La situation du Burkina remonte à l’effervescence du front social à travers d’intenses manifestations au sein d’un cadre appelé « Balai citoyen » et qui a fini par déboulonner le sphinx Blaise Compaoré au pouvoir depuis des décennies. Et c’est cette dynamique du « Balai citoyen » qui, après Compaoré, a continué à maintenir en haleine les acteurs de l’opposition et de la société civile jusqu’au dernier putsch de Ibrahim Traoré en 2022.

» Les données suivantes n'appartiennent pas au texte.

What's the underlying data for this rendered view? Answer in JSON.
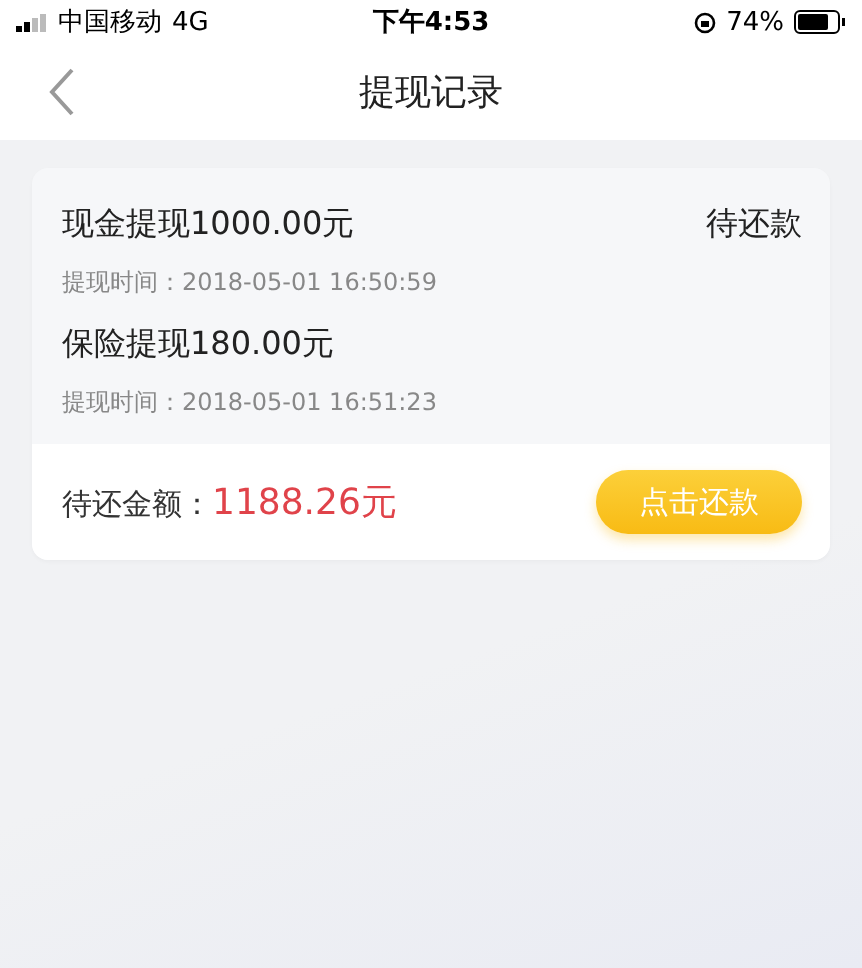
{
  "status_bar": {
    "carrier": "中国移动",
    "network": "4G",
    "time": "下午4:53",
    "battery": "74%"
  },
  "nav": {
    "title": "提现记录"
  },
  "records": [
    {
      "title": "现金提现1000.00元",
      "time": "提现时间：2018-05-01 16:50:59",
      "status": "待还款"
    },
    {
      "title": "保险提现180.00元",
      "time": "提现时间：2018-05-01 16:51:23"
    }
  ],
  "footer": {
    "label": "待还金额：",
    "amount": "1188.26元",
    "button": "点击还款"
  }
}
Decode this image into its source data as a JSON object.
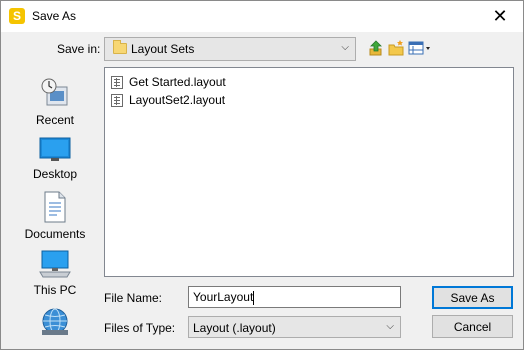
{
  "window": {
    "title": "Save As",
    "app_icon_letter": "S",
    "close_glyph": "✕"
  },
  "toolbar": {
    "save_in_label": "Save in:",
    "save_in_value": "Layout Sets",
    "up_icon": "up-folder-icon",
    "new_folder_icon": "new-folder-icon",
    "view_menu_icon": "view-menu-icon"
  },
  "places": [
    {
      "label": "Recent",
      "icon": "recent-icon"
    },
    {
      "label": "Desktop",
      "icon": "desktop-icon"
    },
    {
      "label": "Documents",
      "icon": "documents-icon"
    },
    {
      "label": "This PC",
      "icon": "this-pc-icon"
    },
    {
      "label": "",
      "icon": "network-icon"
    }
  ],
  "files": [
    {
      "name": "Get Started.layout"
    },
    {
      "name": "LayoutSet2.layout"
    }
  ],
  "form": {
    "file_name_label": "File Name:",
    "file_name_value": "YourLayout",
    "file_type_label": "Files of Type:",
    "file_type_value": "Layout (.layout)"
  },
  "buttons": {
    "save": "Save As",
    "cancel": "Cancel"
  },
  "colors": {
    "accent": "#0078d7",
    "app_icon": "#f5c400",
    "folder": "#f7d774"
  }
}
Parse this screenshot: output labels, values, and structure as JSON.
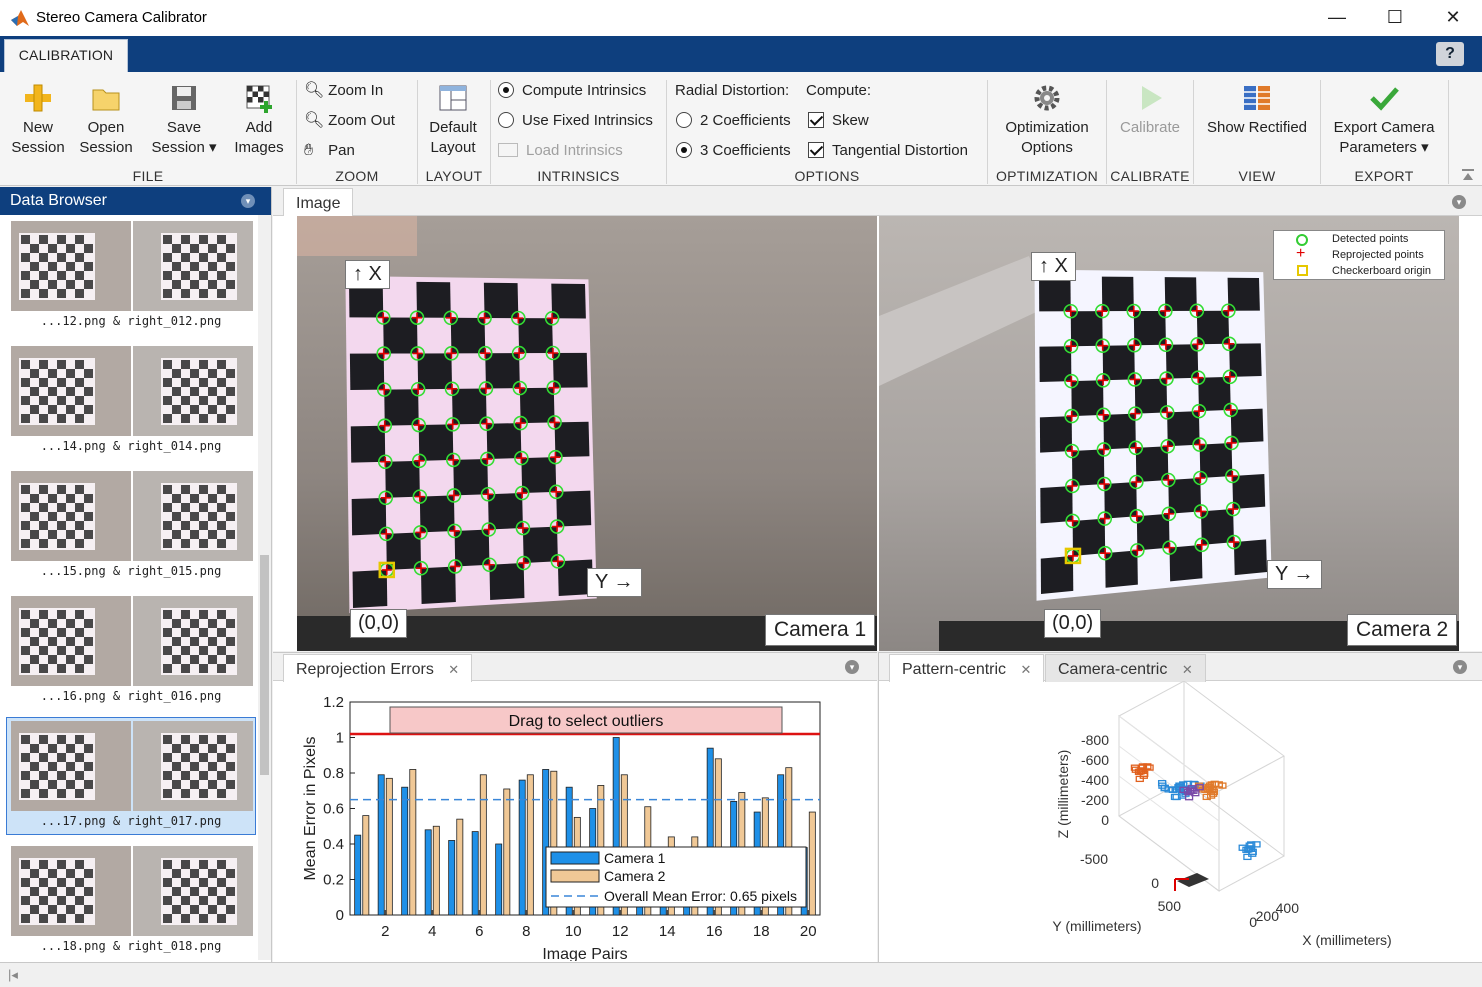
{
  "window": {
    "title": "Stereo Camera Calibrator",
    "controls": [
      "—",
      "☐",
      "✕"
    ]
  },
  "toolstrip": {
    "tab": "CALIBRATION",
    "help": "?"
  },
  "file": {
    "section": "FILE",
    "new_l1": "New",
    "new_l2": "Session",
    "open_l1": "Open",
    "open_l2": "Session",
    "save_l1": "Save",
    "save_l2": "Session ▾",
    "add_l1": "Add",
    "add_l2": "Images"
  },
  "zoom": {
    "section": "ZOOM",
    "zoom_in": "Zoom In",
    "zoom_out": "Zoom Out",
    "pan": "Pan"
  },
  "layout": {
    "section": "LAYOUT",
    "default_l1": "Default",
    "default_l2": "Layout"
  },
  "intrinsics": {
    "section": "INTRINSICS",
    "compute": "Compute Intrinsics",
    "fixed": "Use Fixed Intrinsics",
    "load": "Load Intrinsics"
  },
  "options": {
    "section": "OPTIONS",
    "radial_label": "Radial Distortion:",
    "compute_label": "Compute:",
    "two_coef": "2 Coefficients",
    "three_coef": "3 Coefficients",
    "skew": "Skew",
    "tangential": "Tangential Distortion"
  },
  "optimization": {
    "section": "OPTIMIZATION",
    "l1": "Optimization",
    "l2": "Options"
  },
  "calibrate": {
    "section": "CALIBRATE",
    "label": "Calibrate"
  },
  "view": {
    "section": "VIEW",
    "label": "Show Rectified"
  },
  "export": {
    "section": "EXPORT",
    "l1": "Export Camera",
    "l2": "Parameters ▾"
  },
  "data_browser": {
    "title": "Data Browser",
    "items": [
      {
        "caption": "...12.png & right_012.png"
      },
      {
        "caption": "...14.png & right_014.png"
      },
      {
        "caption": "...15.png & right_015.png"
      },
      {
        "caption": "...16.png & right_016.png"
      },
      {
        "caption": "...17.png & right_017.png"
      },
      {
        "caption": "...18.png & right_018.png"
      }
    ],
    "selected_index": 4
  },
  "image_panel": {
    "tab": "Image",
    "legend": [
      "Detected points",
      "Reprojected points",
      "Checkerboard origin"
    ],
    "camera1": "Camera 1",
    "camera2": "Camera 2",
    "x_arrow": "↑ X",
    "y_arrow": "Y →",
    "origin": "(0,0)"
  },
  "reprojection": {
    "tab": "Reprojection Errors",
    "drag_label": "Drag to select outliers",
    "chart_data": {
      "type": "bar",
      "xlabel": "Image Pairs",
      "ylabel": "Mean Error in Pixels",
      "ylim": [
        0,
        1.2
      ],
      "yticks": [
        "0",
        "0.2",
        "0.4",
        "0.6",
        "0.8",
        "1",
        "1.2"
      ],
      "xticks": [
        "2",
        "4",
        "6",
        "8",
        "10",
        "12",
        "14",
        "16",
        "18",
        "20"
      ],
      "categories": [
        1,
        2,
        3,
        4,
        5,
        6,
        7,
        8,
        9,
        10,
        11,
        12,
        13,
        14,
        15,
        16,
        17,
        18,
        19,
        20
      ],
      "series": [
        {
          "name": "Camera 1",
          "color": "#1e90e8",
          "values": [
            0.45,
            0.79,
            0.72,
            0.48,
            0.42,
            0.47,
            0.4,
            0.76,
            0.82,
            0.72,
            0.6,
            1.0,
            0.31,
            0.06,
            0.3,
            0.94,
            0.64,
            0.58,
            0.79,
            0.38
          ]
        },
        {
          "name": "Camera 2",
          "color": "#f0c896",
          "values": [
            0.56,
            0.77,
            0.82,
            0.5,
            0.54,
            0.79,
            0.71,
            0.79,
            0.81,
            0.55,
            0.73,
            0.79,
            0.61,
            0.44,
            0.44,
            0.88,
            0.69,
            0.66,
            0.83,
            0.58
          ]
        }
      ],
      "mean_line": 0.65,
      "mean_label": "Overall Mean Error: 0.65 pixels",
      "threshold": 1.02,
      "legend": [
        "Camera 1",
        "Camera 2",
        "Overall Mean Error: 0.65 pixels"
      ]
    }
  },
  "extrinsics": {
    "tab_pattern": "Pattern-centric",
    "tab_camera": "Camera-centric",
    "zlabel": "Z (millimeters)",
    "ylabel": "Y (millimeters)",
    "xlabel": "X (millimeters)",
    "zticks": [
      "-800",
      "-600",
      "-400",
      "-200",
      "0"
    ],
    "yticks": [
      "-500",
      "0",
      "500"
    ],
    "xticks": [
      "0",
      "200",
      "400"
    ]
  }
}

Au Mali, les acteurs associatifs, les opposants et les leaders religieux s’étaient mis en synergie dans le mouvement du M5-RFP, le mouvement du 5 juin 2020 du Rassemblement des Forces patriotiques. Impulsée par l’imam Mahmoud Dicko qui en était l’autorité morale, ce mouvement a engagé contre le régime d’Ibrahim Boubacar Keita, une série de manifestations en cascade et toutes réprimées par les forces de l’ordre. Mais le mouvement ne s’est pas estompé et toujours avec la même revendication, la démission d’Ibrahim Boubacar Keita jusqu’au 18 août 2020 où ce dernier a été renversé par le Colonel Assimi Goïta.
La colère de Hama Amadou est légitime puisqu’à Niamey, il a rêvé d’un scénario à la burkinabè ou à la malienne pour reprendre les choses. Mais sur le terrain, rien n’y fut. Les Maikoul Zodi, les Bana Ibrahim sont aux abonnés absents. Plutôt reconvertis en critiques de l’opposition politique. Mais quelques officiers vont quand même tenter le coup sans succès. Ce sont ces derniers que tentent aujourd’hui de sauver « leurs camarades » civils, espérant ainsi se faire pardonner leur propre lâcheté.
Le putsch du général Tiani Abdourahamane ne rentre dans aucune logique à la malienne ou à la burkinabè. Il n’a été précédé par aucun mouvement politique ou aucune manifestation de la société civile. Si le M5-RFP au Mali ou le « Balai citoyen » ont vu le jour avant les coups qu’ils ont peut-être préparé, au Niger le Front Patriotique pour la Souveraineté a été mis en place des jours après le putsch du 26 juillet 2023 pour, dit-on, « accompagner les autorités militaires de la transition ».
Aujourd’hui, l’équipe à la tête du Front est sur un autre agenda, « se racheter auprès de Hama Amadou et se faire pardonner ». Et c’est dans cette logique qu’ils agissent dans le sens d’obtenir la libération des « braves » qui ont osé agir par le passé pendant que les autres se cloitraient. Autant dire que le désir de plaire au gourou est tellement important qu’ils perdent de vue les risques de demander au président du CNSP de libérer des officiers qu’il a lui même mis aux arrêts et que la justice a condamnés pour les faits qui leurs sont reprochés.